Faced with the challenge of creating a gritty digital feature film, Dog Eat Dog director Kenny Roy decided to use 3D motion control to replicate live-action filmmaking. His animation studio, Arconyx Animation, is using the Leap Motion Controller with a custom Maya plugin to give the film a “hand-held” tone. It’s a rough-and-tumble motif that aligns with the project’s central story arch: the dark underworld of dogfighting rings.

“The way we produced animation on this film, is we set up scenes almost like a live action set,” Roy explained. The Arconyx crew uses Leap Motion technology to replicate the quick, organic camera work that typically requires top-of-the-line motion capture systems and intensive keyframing produced by hand.

“We’ve written a custom pipeline, a plugin for Maya, that piggybacks on top of the Leap Motion plugin for Maya. The plugin basically creates an actual real-world position that we can record. So we are placing the camera and then using our hands to move the camera like a cameraman would on a live-action set.
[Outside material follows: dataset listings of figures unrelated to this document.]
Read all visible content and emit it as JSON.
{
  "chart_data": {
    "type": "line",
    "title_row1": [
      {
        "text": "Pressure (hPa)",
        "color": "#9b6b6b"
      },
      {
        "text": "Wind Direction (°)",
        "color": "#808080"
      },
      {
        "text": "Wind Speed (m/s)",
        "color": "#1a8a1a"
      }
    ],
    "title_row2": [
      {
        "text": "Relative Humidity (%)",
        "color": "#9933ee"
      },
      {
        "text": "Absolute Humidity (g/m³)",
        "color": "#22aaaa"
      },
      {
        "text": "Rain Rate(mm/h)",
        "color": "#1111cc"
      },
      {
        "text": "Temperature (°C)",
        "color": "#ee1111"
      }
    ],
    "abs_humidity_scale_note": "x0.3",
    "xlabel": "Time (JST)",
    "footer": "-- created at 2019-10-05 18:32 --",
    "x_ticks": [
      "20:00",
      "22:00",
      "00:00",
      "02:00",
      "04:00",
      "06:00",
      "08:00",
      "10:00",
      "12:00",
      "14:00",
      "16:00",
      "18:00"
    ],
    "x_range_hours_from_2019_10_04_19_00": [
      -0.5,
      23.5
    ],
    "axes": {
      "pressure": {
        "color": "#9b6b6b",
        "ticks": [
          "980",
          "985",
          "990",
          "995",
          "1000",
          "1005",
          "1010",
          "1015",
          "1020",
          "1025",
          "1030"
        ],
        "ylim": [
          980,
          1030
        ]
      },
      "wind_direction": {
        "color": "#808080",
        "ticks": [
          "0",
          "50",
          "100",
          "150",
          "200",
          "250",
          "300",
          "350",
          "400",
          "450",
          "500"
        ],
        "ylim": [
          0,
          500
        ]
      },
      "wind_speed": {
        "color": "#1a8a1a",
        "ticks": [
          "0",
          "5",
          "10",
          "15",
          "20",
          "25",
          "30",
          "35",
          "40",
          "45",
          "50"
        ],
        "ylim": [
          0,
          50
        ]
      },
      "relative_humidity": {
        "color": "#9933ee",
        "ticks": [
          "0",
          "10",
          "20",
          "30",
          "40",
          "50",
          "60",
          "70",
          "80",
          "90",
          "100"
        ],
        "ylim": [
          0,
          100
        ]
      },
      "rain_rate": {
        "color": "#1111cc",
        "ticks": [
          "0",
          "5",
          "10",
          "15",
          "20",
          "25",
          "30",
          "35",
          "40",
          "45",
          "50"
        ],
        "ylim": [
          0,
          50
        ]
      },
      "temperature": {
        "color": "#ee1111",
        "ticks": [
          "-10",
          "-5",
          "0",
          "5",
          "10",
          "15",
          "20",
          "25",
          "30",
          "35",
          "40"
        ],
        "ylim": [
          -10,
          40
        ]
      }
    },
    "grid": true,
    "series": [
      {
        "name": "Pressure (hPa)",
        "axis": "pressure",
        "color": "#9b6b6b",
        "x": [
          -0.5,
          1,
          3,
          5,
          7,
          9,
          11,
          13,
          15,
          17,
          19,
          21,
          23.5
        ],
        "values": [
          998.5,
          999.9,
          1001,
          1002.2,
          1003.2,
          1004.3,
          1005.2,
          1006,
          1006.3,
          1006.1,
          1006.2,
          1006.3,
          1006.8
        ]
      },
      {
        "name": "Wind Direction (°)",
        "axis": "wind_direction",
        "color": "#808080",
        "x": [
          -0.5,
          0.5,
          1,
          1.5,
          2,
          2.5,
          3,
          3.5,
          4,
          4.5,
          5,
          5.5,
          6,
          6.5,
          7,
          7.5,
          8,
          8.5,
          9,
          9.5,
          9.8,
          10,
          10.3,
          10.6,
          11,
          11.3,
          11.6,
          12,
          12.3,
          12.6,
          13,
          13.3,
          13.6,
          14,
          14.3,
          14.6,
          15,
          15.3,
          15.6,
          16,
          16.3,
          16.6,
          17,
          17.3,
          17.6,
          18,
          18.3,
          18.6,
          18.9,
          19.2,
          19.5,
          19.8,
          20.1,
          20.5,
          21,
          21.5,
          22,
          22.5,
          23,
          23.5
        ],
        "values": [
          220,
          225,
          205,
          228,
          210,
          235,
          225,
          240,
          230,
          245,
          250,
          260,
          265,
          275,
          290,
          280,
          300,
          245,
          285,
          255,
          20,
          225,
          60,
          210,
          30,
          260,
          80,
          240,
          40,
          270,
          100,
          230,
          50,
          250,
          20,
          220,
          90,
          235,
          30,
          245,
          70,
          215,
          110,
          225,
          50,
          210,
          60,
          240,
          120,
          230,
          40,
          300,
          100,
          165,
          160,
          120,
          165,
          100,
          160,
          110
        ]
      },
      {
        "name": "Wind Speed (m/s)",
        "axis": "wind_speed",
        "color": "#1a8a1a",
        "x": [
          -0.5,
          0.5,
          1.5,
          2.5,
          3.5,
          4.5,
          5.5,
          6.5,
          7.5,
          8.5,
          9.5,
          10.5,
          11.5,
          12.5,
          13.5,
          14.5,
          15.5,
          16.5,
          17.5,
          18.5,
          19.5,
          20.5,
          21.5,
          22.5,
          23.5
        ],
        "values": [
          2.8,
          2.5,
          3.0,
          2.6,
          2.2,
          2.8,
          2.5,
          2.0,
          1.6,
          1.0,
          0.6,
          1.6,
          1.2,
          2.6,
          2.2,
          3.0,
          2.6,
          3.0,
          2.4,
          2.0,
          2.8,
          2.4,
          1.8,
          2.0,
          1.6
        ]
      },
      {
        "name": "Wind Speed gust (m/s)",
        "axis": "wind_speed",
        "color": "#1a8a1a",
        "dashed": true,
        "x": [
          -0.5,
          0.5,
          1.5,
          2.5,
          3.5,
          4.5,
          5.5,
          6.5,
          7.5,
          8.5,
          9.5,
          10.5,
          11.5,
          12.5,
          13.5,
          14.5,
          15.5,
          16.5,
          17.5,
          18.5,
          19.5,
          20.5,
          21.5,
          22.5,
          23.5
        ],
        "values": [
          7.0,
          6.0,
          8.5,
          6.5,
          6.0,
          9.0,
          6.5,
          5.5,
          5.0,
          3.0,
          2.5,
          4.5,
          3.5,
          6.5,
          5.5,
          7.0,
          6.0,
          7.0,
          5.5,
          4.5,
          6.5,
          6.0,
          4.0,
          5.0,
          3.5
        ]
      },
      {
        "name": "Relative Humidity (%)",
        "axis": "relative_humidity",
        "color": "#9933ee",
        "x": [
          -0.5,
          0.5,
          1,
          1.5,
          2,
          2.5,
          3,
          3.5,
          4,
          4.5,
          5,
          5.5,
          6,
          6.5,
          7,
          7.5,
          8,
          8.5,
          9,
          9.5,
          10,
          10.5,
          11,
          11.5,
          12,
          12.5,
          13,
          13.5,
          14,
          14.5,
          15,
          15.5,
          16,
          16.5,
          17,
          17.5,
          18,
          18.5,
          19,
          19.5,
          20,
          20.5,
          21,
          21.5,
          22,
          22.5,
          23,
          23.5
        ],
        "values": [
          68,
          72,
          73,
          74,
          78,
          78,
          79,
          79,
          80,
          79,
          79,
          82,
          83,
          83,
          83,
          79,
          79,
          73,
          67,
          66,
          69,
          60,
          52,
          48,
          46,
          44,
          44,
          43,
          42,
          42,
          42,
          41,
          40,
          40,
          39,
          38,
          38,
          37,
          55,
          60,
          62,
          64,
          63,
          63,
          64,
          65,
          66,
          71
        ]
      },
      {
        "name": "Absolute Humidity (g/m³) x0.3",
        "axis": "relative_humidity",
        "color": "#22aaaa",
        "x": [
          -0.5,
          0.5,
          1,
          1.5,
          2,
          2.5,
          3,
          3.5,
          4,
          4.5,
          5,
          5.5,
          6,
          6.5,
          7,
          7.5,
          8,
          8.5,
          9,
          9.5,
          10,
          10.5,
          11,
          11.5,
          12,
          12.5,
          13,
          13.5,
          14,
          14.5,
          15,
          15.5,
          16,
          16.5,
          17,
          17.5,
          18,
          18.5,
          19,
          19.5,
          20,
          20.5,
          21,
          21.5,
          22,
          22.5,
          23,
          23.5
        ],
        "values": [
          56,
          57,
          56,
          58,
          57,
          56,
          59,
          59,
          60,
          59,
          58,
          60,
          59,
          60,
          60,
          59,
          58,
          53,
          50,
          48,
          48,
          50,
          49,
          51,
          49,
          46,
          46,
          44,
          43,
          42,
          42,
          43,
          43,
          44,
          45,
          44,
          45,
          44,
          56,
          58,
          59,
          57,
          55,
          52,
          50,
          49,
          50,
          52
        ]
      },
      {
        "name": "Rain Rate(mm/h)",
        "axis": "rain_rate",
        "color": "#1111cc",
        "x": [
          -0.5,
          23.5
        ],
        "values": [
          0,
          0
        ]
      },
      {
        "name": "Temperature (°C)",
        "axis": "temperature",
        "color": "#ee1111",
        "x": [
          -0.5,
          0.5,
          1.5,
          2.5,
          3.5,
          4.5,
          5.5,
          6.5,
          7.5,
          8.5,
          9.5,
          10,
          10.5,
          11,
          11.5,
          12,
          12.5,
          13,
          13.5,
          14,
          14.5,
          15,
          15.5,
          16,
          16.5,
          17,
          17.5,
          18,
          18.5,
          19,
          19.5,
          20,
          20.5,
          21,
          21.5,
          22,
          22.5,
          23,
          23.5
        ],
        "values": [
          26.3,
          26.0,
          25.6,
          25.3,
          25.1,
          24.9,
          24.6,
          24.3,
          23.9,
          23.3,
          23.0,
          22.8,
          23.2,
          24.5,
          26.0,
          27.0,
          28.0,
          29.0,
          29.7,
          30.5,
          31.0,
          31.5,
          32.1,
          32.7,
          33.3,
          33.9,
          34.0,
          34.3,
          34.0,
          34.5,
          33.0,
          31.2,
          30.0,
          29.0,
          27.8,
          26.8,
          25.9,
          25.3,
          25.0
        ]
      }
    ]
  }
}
That way, if the characters are animating around, you can actually dolly around by moving your hand, you can rotate your hand and the camera points at the characters. This is akin to the technology that they paid a million bucks to develop for Avatar where they had digital cameras.”


This approach makes it possible for Arconyx to rapidly “prototype” a variety of different rough camera takes within minutes, before choosing the best one. “We can iterate so quickly that for us, we could use it on everything. It doesn’t matter if it’s a cartoon commercial for a kid’s toy or whatever, we’re always gonna throw a camera in there, ‘Leap it around,’ and then have like 20 different ideas that we can show before lunchtime.” Afterwards, they can apply smoothing and other techniques to bring their clients the level of camera control that they want.

From plugins for Autodesk Maya and MotionBuilder, to more lighthearted dog films, these are exciting times for 3D motion controls in the filmmaking industry. We can’t wait to see where small indie studios will take it next.